Let’s play a game. I’ll name a day and you tell me how much you weighed:
- this morning
- your last check-up
- in ninth grade
- when you were nine years old
How many did you get?
I got all of them. Because the value of that number has been ingrained in me for years. Forty to be exact, since my ninth-year checkup, when the doctor explained that I needed to eat better in order to lose weight. Of course, the doctor meant well, as did the healthcare professionals who came after him (along with friends, relatives, neighbors and strangers on the street – peoples’ health expertise when you show up as ‘overweight’ is off the charts. This new era of heightened sensitivity hasn’t done much to increase awareness – just limited the comfort to comment on it.)

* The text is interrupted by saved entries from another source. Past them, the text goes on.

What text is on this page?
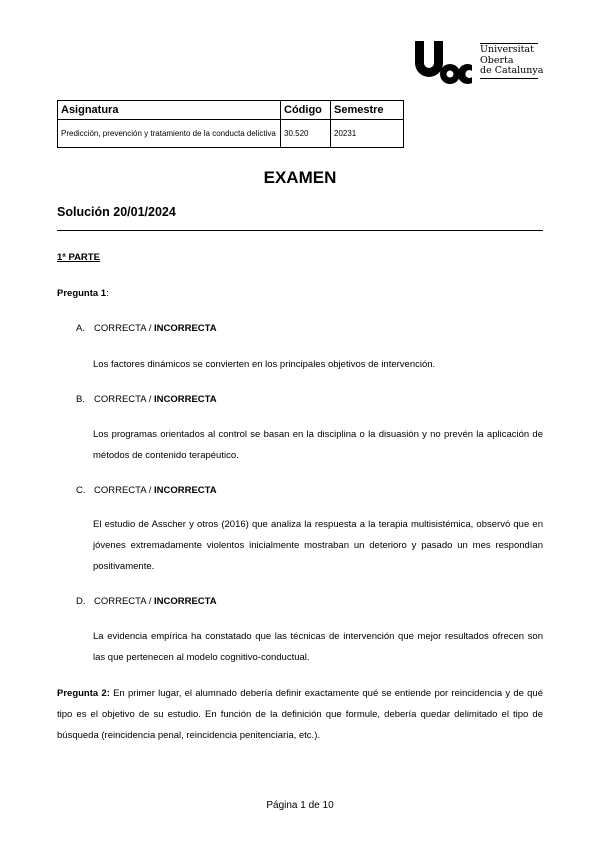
Universitat
Oberta
de Catalunya
Asignatura	Código	Semestre
Predicción, prevención y tratamiento de la conducta delictiva	30.520	20231
EXAMEN
Solución 20/01/2024
1ª PARTE
Pregunta 1:
A. CORRECTA / INCORRECTA
Los factores dinámicos se convierten en los principales objetivos de intervención.
B. CORRECTA / INCORRECTA
Los programas orientados al control se basan en la disciplina o la disuasión y no prevén la aplicación de métodos de contenido terapéutico.
C. CORRECTA / INCORRECTA
El estudio de Asscher y otros (2016) que analiza la respuesta a la terapia multisistémica, observó que en jóvenes extremadamente violentos inicialmente mostraban un deterioro y pasado un mes respondían positivamente.
D. CORRECTA / INCORRECTA
La evidencia empírica ha constatado que las técnicas de intervención que mejor resultados ofrecen son las que pertenecen al modelo cognitivo-conductual.
Pregunta 2: En primer lugar, el alumnado debería definir exactamente qué se entiende por reincidencia y de qué tipo es el objetivo de su estudio. En función de la definición que formule, debería quedar delimitado el tipo de búsqueda (reincidencia penal, reincidencia penitenciaria, etc.).
Página 1 de 10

The scale was a morning ritual, the number according me worth or lack of it depending on what it was the day before (that’s the randomness of assigning numbers, be they your weight or your salary or your budget or your profitability. The numbers have no value in and of themselves, they must be compared and contrasted against another number. So it’s good to be clear on where you got that other number, how much you want to hit it, and the price you are willing to pay to get there.)
After awhile I stopped getting on the scale and watching what I eat and counting my steps and measuring my waist and holding myself hostage to a closet for a woman of a certain size (my jeans range from size 10-18 cuz I am a swinger). Some days I look trim and fit, others curvy and full. Some days I get compliments, others I get eyebrows raised. I react to both with equal measure (I mean, I love a good compliment, please don’t stop!), but inside, I know – my number goes up and goes down and what stays the same is my relationship to body and the room I give it to expand or contract.
So, why did I weigh myself this morning? Because once in a while I like to check in, get some input, have a baseline, see if I get triggered and explore that, too. Because that number is interesting (not important), it’s informational (not inspirational), it’s data (of no greater value than the value of the number itself).
Because I can tell you what I weighed when I was nine years old and every day thereafter, but the number I saw this morning is already a blur, as I give my beautiful body thanks for what is sure to be another great day.